Completion of the PhD establishes a student’s ability to conduct independent basic or applied research, and prepares him or her for a career in academia, industry, or government. Students pursue theoretical and empirical studies in a topic area determined by their interests, faculty research areas, and departmental research facilities. External collaborations with industry and government laboratories are encouraged. Information regarding admissions, degree requirements, and financial aid may be found in the “Graduate Programs” section of this website.

Doctoral program candidates should contact faculty members in the department to discuss their research plans (for contact information, email ecegrad@bu.edu or visit the Electrical & Computer Engineering website.

Students admitted to the PhD program must first complete the department’s MS degree requirements.

In addition to fulfilling the MS degree program requirements, all PhD students must enroll for an additional 32 units (8 courses) at the graduate level (500 level or above). Post-master’s PhD students are required to complete 32 graduate units (8 courses) beyond their MS work. In addition to an oral prospectus defense and final dissertation defense, students must pass a written comprehensive examination covering basic knowledge in electrical and computer engineering and fulfill the department’s mathematics requirement.

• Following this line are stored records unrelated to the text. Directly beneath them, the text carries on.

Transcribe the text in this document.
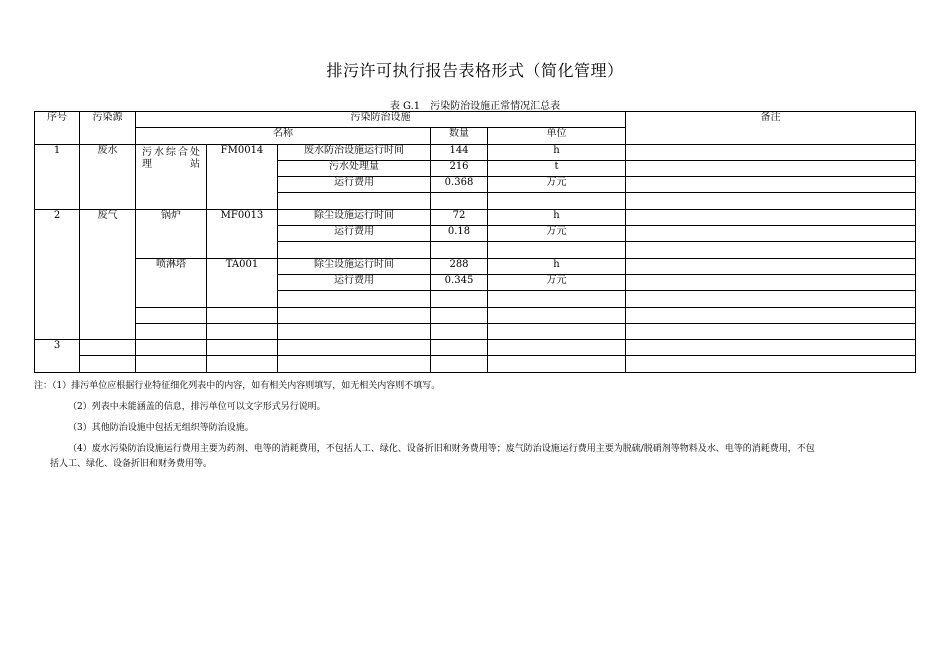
排污许可执行报告表格形式（简化管理）
表 G.1　污染防治设施正常情况汇总表
序号	污染源	污染防治设施					备注
		名称			数量	单位	
1	废水	污水综合处理站	FM0014	废水防治设施运行时间	144	h	
				污水处理量	216	t	
				运行费用	0.368	万元	

2	废气	锅炉	MF0013	除尘设施运行时间	72	h	
				运行费用	0.18	万元	

		喷淋塔	TA001	除尘设施运行时间	288	h	
				运行费用	0.345	万元	

3							

注：（1）排污单位应根据行业特征细化列表中的内容，如有相关内容则填写，如无相关内容则不填写。

（2）列表中未能涵盖的信息，排污单位可以文字形式另行说明。

（3）其他防治设施中包括无组织等防治设施。

（4）废水污染防治设施运行费用主要为药剂、电等的消耗费用，不包括人工、绿化、设备折旧和财务费用等；废气防治设施运行费用主要为脱硫/脱硝剂等物料及水、电等的消耗费用，不包

括人工、绿化、设备折旧和财务费用等。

All PhD students are required to fulfill their math requirement no later than the end of their fourth academic semester. The guidelines are as follows.

For post-BS students: complete with a grade of B+ or better one of the following:

• EE or CE: EK 501
• EE: EC 501, EC 505, EC 515, EC 516, or EC 574
• CE: EC 504, EC 533, EC 534, EC 541, or EC 561

For post-MS students:

• Post-BS requirement or submit evidence of successful completion of B+ or better of equivalent course as determined by the ECE Graduate Committee.